Gardoqui desembarcó en los Estados Unidos en la primavera de 1785. Llegó primero a Filadelfia, donde se esperaba su llegada, pero pronto se trasladó a Nueva York, puerto y sede del Congreso, para instalarse como representante permanente de España. Allí fue recibido con cortesía por los miembros del Congreso y por personajes como John Jay, Benjamin Franklin o Thomas Jefferson. Lo de codearse con las altas instancias norteamericanas, sin embargo, no fue siempre fácil: todavía los Estados Unidos estaban definiendo su diplomacia externa, y España estaba tanteando qué tanto podía exigir sin romper relaciones.

Uno de los eventos más simbólicos fue la inauguración de George Washington como primer Presidente el 30 de abril de 1789. Nuestro protagonista estaba allí: Gardoqui asistió como uno de los pocos diplomáticos extranjeros presentes. Se cuenta que en esa ceremonia Gardoqui apenas se sentó a unos metros de Washington.
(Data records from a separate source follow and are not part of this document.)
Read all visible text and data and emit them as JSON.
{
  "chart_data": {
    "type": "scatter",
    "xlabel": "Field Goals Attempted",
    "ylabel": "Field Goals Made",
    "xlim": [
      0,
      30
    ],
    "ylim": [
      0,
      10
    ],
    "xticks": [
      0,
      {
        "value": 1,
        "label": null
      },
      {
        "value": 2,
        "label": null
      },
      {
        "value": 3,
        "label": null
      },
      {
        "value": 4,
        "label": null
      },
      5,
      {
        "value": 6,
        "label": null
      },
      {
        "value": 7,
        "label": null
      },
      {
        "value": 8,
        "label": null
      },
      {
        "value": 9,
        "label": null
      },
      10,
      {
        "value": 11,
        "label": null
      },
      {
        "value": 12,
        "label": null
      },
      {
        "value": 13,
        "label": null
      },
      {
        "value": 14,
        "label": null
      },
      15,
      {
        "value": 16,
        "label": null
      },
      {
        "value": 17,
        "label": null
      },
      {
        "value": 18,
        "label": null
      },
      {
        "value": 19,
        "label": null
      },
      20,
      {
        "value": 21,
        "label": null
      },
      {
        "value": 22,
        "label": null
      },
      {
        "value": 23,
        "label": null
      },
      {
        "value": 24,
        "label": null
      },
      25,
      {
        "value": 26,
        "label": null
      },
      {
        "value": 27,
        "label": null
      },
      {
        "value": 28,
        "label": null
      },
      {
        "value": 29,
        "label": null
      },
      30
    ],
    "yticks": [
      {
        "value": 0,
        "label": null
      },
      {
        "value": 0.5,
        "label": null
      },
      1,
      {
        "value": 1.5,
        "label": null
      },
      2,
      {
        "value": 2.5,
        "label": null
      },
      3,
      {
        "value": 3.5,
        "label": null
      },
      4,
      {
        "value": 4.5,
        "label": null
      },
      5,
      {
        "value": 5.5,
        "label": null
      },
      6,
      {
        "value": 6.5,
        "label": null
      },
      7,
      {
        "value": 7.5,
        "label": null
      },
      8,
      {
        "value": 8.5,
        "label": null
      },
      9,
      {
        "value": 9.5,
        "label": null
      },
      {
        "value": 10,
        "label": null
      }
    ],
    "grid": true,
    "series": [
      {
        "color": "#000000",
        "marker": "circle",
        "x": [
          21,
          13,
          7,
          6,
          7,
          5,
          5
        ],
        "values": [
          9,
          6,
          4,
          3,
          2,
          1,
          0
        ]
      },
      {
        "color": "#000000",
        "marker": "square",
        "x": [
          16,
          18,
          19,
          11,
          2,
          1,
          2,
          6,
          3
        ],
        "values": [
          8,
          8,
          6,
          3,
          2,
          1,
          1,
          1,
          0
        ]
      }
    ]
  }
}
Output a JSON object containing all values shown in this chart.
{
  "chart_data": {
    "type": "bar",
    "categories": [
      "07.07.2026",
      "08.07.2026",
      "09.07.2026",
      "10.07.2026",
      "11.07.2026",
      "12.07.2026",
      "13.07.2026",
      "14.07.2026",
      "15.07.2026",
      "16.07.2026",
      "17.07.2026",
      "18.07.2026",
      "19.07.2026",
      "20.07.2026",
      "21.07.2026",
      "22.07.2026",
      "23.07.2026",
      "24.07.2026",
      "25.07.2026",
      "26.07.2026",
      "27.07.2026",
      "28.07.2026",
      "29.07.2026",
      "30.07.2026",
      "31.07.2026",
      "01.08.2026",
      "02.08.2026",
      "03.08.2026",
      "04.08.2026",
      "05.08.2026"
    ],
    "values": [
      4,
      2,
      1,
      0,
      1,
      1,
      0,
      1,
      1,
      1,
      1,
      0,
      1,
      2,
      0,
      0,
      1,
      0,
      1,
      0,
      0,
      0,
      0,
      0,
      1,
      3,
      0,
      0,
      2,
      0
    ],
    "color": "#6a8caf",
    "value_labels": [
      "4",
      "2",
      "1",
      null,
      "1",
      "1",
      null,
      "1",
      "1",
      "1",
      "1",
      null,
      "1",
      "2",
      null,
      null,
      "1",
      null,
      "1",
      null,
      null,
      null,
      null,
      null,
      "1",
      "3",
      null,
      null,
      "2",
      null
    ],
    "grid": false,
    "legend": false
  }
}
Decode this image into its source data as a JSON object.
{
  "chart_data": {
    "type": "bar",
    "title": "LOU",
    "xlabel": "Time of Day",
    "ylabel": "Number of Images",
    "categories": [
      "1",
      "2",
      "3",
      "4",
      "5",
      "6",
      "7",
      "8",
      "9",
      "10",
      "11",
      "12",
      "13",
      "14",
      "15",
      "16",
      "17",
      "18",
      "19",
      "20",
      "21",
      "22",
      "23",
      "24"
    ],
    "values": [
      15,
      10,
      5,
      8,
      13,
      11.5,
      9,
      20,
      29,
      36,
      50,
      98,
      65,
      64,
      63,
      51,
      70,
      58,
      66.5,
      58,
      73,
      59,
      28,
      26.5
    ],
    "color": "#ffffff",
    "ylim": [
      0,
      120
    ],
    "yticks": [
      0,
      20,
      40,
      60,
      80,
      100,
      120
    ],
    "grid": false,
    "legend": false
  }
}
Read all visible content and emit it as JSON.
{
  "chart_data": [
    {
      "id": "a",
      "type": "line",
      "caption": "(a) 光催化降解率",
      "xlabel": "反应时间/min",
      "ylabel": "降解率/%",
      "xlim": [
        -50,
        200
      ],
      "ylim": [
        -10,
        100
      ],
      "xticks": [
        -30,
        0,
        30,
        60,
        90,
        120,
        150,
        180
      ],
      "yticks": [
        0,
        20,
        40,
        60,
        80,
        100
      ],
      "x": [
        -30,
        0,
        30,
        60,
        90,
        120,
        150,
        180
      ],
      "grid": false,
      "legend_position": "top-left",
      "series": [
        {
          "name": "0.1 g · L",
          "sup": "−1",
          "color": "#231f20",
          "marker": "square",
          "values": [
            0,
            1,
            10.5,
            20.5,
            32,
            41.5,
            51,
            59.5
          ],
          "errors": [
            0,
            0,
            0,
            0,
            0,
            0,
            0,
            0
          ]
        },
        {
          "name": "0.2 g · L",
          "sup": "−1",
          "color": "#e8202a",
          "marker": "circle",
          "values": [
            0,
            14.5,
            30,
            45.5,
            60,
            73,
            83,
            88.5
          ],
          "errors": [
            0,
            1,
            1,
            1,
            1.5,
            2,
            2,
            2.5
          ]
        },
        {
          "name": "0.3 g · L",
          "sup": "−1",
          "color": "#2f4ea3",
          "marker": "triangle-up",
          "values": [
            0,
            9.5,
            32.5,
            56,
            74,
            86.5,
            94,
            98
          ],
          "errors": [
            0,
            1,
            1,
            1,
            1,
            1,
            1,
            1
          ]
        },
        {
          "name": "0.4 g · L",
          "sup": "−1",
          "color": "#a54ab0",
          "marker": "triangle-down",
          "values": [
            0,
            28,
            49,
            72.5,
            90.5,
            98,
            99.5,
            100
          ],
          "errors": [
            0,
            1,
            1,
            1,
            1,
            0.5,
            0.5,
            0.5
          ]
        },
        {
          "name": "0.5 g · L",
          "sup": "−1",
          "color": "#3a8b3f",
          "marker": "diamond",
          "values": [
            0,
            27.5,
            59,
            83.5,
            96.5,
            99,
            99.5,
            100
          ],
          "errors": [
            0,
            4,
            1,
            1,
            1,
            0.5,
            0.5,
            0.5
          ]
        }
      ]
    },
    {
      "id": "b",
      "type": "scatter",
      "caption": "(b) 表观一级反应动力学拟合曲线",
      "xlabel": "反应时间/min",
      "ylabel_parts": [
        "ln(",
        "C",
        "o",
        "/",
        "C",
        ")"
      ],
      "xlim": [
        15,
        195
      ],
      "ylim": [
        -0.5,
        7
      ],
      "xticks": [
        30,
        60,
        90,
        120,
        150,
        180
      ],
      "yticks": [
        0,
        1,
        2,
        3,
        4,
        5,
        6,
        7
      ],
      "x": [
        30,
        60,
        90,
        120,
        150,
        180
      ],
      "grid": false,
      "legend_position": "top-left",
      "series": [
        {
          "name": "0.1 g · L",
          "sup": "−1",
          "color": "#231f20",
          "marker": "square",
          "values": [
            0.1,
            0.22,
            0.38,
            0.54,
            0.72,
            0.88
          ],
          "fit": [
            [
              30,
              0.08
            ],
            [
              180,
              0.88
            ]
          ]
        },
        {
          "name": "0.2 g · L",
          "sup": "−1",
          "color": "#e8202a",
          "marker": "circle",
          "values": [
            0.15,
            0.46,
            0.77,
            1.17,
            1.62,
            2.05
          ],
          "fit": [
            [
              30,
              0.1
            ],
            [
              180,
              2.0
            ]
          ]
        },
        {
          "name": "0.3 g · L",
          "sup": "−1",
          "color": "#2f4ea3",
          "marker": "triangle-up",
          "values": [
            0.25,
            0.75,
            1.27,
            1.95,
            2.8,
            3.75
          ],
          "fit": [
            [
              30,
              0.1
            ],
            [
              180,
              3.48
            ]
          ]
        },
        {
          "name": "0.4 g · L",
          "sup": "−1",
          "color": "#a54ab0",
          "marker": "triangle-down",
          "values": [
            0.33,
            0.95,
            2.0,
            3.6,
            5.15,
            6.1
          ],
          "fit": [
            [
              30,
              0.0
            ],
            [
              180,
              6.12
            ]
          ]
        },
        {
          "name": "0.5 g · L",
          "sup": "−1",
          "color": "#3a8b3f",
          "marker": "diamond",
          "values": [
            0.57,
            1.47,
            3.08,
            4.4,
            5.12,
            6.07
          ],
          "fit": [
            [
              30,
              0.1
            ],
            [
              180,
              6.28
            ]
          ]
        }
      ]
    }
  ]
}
Para tal ocasión, además, el emisario español decoró su residencia en Broadway con ornamentos festivos, un gesto diplomático que simbolizaba de alguna forma la aceptación española de la nueva república, aunque siempre con las reservas estratégicas propias de la corona.

En cuanto a relaciones con los Padres Fundadores, Gardoqui cultivó correspondencia formal y amistad con John Jay, Thomas Jefferson, George Washington y otros implicados en la construcción institucional de los Estados Unidos. Por ejemplo, en una carta de noviembre de 1786, Gardoqui le escribe a Washington agradeciendo el uso que el presidente daba a telas —vicuña cloth— que había enviado como muestra de amistad, además de otras atenciones cortesanas que fortalecían lo simbólico: «As a memento of my regard & great consideration for your Excellency…».

También en marzo de 1786, John Jay responde una carta de Gardoqui relativa al envío de un caballo —supuestamente para cría— desde España hacia Estados Unidos, gestos que muestran la mezcla de protocolo, diplomacia social, regalos, y negociaciones formales. En las relaciones internacionales nada es baladí, claro. Esa relación diplomática de gestos fue clave: cada obsequio, cada carta, cada saludo, ayudaba a construir respeto y presencia española.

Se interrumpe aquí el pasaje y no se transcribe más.